Yesterday I spent the day at Mashup Camp 2. I missed the first one last winter, but what I read intrigued me enough to make a point of showing up when it came around again.
The two relevant things here, one having to do with mashups, the other with that word “camp,” which is really a proxy for the whole “unconference” movement of which this event is a high-profile example in the tech world. (Mashup Camp organizer David Berlind wrote about the first event’s experience with the format back in February.) Let’s start with that.
When I showed up at 9 a.m. down in Mountain View, at the Computer History Museum, the conference had no schedule — just an open grid on an eight-foot-long pad at the front of the meeting hall. An hour later, several dozen developers (and some “API providers,” a k a vendors or company reps) had introduced themselves, proposed sessions, posted the sessions on the grid, and presto, there it was, a conference schedule.
There had been no arguments over process, no disputes, no grandstanding or boring throat-clearing. Part of that was the result of deft moderation by Kaliya Hamlin (she writes about the event here); part, no doubt, was the nature of the attendees — this was primarily an engineering conclave, after all. If we’d been talking about Iraq, something tells me the process might have been bumpier.
In the pop culture world, “mashup” means creating a new work by combining elements of two (or more) existing works. (Danger Mouse’s “Grey Album” — the Beatles’ White Album meets Jay-Z’s Black Album — is probably the highest-profile example in music to date.) In software, a mashup is a new program or service created by wiring up two or more existing programs or services.
Web-services mashups can be remarkably easy to hack together and provide immediately gratifying results — the canonical example was the Craigslist/GoogleMaps mashup that Paul Rademacher made last year, placing the Craigslist for-rent ads on Google’s map service. At Mashup Camp, developers got the opportunity to show off their projects during a “Speed Geeking” event (modeled on speed dating) at which visitors in groups of a half-dozen wandered from table to table to hear five-minute demos. Here’s a full list of the participating demo-ers.

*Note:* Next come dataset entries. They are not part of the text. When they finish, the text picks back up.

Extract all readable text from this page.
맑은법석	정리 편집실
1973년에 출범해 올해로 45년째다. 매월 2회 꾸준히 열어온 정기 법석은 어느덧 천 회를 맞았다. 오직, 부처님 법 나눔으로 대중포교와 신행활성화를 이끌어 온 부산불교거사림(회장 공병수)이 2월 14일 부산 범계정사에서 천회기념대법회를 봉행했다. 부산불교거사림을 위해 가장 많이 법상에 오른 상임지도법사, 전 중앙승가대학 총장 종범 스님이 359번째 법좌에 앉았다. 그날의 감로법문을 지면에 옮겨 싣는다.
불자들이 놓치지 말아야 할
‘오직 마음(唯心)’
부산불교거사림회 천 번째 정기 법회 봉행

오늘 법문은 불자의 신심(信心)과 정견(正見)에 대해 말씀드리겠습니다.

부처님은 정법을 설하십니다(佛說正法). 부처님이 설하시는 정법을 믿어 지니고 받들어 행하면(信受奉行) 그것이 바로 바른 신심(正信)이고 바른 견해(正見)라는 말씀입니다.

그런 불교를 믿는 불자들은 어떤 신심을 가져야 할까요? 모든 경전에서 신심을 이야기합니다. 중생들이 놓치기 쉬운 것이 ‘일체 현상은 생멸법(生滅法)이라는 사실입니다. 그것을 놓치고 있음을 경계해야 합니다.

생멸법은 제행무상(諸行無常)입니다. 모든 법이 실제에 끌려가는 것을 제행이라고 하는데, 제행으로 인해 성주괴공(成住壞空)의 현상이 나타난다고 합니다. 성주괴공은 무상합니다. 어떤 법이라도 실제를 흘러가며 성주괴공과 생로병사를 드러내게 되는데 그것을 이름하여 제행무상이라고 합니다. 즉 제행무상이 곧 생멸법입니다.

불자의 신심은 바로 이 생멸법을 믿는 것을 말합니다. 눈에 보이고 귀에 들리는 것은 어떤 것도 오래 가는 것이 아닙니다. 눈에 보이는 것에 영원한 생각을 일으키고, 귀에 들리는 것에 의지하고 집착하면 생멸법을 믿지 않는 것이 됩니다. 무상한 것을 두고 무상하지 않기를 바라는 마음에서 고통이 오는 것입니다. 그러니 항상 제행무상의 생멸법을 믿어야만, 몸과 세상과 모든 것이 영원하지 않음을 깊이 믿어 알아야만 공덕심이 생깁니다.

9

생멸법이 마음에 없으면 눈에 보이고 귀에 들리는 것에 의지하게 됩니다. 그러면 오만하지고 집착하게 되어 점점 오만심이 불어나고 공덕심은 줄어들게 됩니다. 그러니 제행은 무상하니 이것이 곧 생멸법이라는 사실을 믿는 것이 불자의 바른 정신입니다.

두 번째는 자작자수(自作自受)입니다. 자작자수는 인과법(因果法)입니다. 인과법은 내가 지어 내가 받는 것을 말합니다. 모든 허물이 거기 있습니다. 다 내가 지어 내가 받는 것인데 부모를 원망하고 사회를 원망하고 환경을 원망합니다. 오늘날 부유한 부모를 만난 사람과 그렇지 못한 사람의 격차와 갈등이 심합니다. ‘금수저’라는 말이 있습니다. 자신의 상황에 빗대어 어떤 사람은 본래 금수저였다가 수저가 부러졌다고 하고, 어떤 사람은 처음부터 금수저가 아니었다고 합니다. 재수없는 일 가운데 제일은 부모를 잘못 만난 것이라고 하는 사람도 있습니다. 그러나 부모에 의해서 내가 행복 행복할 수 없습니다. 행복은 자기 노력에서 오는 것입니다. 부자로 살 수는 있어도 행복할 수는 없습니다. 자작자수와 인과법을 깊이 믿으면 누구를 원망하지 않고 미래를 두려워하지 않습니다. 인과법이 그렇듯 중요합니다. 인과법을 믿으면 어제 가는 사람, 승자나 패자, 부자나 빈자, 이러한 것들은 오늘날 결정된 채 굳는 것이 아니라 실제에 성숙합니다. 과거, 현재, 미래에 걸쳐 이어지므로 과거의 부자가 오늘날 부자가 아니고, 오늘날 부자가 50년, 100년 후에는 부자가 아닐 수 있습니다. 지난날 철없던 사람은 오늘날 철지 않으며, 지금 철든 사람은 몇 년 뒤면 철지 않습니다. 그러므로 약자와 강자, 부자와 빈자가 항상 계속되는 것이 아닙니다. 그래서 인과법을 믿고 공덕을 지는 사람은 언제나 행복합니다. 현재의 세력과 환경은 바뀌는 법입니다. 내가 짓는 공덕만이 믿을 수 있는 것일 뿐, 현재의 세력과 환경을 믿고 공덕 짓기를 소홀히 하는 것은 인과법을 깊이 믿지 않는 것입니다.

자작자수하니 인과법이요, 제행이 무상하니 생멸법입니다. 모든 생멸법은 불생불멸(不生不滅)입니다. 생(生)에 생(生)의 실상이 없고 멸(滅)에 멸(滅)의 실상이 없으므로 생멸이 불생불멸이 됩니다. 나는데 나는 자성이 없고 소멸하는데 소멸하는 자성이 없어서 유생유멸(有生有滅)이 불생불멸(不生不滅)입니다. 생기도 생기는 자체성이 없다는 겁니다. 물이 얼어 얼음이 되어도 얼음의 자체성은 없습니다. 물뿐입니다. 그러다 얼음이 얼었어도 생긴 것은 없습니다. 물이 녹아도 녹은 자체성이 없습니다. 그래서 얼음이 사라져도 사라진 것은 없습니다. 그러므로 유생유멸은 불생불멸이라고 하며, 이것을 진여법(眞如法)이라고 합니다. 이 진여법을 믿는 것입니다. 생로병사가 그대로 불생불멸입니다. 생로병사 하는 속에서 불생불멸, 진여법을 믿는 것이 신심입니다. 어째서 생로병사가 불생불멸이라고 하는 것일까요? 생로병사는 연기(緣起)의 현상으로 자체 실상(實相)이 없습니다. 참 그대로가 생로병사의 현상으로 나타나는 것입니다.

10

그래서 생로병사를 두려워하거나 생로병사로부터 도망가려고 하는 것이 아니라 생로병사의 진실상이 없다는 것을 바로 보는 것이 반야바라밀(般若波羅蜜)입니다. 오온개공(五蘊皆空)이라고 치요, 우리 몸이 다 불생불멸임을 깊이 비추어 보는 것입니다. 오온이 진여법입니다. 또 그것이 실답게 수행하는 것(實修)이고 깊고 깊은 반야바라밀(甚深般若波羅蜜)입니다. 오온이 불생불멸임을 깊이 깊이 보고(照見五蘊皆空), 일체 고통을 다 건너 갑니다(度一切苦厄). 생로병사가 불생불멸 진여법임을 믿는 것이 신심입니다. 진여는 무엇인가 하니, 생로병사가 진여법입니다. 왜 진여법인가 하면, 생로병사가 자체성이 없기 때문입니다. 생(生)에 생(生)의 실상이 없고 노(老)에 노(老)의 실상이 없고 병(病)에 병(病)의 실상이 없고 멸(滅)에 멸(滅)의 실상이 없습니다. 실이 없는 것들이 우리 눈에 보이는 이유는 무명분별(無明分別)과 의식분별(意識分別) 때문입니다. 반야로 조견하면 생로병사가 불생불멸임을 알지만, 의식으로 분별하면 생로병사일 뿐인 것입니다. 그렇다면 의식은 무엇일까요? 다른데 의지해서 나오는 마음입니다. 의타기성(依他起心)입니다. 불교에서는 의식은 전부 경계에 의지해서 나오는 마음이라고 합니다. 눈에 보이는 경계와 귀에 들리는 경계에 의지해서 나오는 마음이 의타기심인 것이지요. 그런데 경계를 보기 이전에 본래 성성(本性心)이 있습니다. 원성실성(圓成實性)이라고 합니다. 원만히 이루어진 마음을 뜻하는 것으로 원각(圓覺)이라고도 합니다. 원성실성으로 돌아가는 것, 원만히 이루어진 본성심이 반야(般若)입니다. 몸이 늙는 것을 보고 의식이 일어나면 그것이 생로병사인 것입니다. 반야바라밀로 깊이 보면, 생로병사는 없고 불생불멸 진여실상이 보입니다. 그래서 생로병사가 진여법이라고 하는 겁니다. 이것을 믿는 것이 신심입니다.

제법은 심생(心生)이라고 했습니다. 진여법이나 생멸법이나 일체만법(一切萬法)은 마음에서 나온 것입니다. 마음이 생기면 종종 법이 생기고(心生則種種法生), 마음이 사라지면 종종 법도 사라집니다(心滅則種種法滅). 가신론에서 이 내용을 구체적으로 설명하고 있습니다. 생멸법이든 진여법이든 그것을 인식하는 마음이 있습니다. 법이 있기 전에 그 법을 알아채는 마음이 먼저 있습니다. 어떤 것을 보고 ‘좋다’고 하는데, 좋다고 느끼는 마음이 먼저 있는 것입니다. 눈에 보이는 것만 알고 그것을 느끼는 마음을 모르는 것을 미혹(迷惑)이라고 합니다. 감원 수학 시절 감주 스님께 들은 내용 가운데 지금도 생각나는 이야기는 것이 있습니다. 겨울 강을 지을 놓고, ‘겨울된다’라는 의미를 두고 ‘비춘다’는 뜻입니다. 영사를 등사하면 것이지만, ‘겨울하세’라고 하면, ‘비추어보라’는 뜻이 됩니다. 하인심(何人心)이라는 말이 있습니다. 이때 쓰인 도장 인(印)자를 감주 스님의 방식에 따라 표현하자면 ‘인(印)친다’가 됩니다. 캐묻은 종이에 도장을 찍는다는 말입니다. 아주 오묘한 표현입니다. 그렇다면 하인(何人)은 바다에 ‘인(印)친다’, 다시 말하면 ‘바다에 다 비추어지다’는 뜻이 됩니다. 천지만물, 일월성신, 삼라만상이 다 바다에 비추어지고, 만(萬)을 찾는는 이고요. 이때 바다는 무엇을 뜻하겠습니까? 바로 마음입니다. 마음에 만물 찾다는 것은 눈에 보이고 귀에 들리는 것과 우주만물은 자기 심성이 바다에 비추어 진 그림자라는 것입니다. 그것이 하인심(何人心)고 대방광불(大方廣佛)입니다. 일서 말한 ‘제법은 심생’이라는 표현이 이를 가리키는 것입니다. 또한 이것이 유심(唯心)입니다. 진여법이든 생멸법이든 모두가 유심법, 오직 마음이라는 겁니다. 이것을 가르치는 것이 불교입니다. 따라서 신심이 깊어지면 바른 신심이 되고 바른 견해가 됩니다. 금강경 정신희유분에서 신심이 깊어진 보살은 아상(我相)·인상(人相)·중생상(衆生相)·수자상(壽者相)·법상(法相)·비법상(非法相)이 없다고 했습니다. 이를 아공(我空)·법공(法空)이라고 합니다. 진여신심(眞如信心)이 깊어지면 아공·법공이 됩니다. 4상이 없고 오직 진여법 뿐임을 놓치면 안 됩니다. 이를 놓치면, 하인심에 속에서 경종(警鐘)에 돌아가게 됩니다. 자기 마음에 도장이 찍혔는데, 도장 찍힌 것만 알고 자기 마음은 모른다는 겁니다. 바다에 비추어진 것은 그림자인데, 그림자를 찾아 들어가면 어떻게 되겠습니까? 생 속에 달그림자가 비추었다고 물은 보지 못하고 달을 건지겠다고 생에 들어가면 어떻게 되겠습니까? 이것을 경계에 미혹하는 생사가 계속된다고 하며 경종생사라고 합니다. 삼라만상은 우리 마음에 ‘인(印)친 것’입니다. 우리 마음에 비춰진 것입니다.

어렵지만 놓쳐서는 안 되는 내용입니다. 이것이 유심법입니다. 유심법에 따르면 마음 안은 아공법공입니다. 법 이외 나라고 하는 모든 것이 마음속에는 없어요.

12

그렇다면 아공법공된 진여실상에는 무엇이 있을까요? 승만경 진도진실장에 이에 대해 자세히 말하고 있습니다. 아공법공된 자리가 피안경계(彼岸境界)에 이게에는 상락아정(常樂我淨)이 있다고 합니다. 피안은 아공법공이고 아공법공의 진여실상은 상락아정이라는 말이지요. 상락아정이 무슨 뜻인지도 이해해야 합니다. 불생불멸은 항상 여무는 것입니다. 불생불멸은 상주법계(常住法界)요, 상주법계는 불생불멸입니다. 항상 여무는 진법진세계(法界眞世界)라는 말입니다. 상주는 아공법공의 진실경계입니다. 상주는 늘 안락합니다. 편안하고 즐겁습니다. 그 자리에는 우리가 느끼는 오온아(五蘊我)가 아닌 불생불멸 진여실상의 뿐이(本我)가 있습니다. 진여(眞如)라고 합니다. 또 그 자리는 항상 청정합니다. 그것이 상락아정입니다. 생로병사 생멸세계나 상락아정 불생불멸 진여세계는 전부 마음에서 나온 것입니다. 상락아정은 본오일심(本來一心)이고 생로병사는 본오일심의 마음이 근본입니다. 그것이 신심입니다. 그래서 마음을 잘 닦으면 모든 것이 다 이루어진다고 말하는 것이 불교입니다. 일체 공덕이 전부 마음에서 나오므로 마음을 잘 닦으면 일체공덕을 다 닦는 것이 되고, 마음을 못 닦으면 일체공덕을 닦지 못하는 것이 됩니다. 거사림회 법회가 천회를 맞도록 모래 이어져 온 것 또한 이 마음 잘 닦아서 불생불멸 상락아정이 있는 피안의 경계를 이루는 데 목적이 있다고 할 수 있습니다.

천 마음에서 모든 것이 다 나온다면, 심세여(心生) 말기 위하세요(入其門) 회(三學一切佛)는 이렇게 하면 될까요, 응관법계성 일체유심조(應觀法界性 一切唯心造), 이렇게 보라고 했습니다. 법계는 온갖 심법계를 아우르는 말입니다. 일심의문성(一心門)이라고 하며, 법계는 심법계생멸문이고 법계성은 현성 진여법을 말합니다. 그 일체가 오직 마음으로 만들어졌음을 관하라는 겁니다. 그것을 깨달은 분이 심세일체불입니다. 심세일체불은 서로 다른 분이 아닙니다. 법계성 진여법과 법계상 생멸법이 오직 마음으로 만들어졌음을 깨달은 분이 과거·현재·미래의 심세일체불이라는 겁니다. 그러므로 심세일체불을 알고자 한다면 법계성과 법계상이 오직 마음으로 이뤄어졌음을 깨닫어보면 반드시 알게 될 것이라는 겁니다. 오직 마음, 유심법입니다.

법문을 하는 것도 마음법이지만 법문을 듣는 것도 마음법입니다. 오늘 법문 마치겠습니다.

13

I didn’t come away with the sense that any one of the projects I saw was going to change the universe. But put it all together and you got a window onto a simpler, faster, and perhaps smarter approach to software product development — one that trades in the virtue of from-the-ground-up consistency and thoroughness for the even more compelling virtue of “getting something working fast.” It’s software development as a Darwinian ocean in which large numbers of small projects are launched into the water. Only a handful will make it to land. But most of them required so little investment that the casualty rate is nothing to lose sleep over.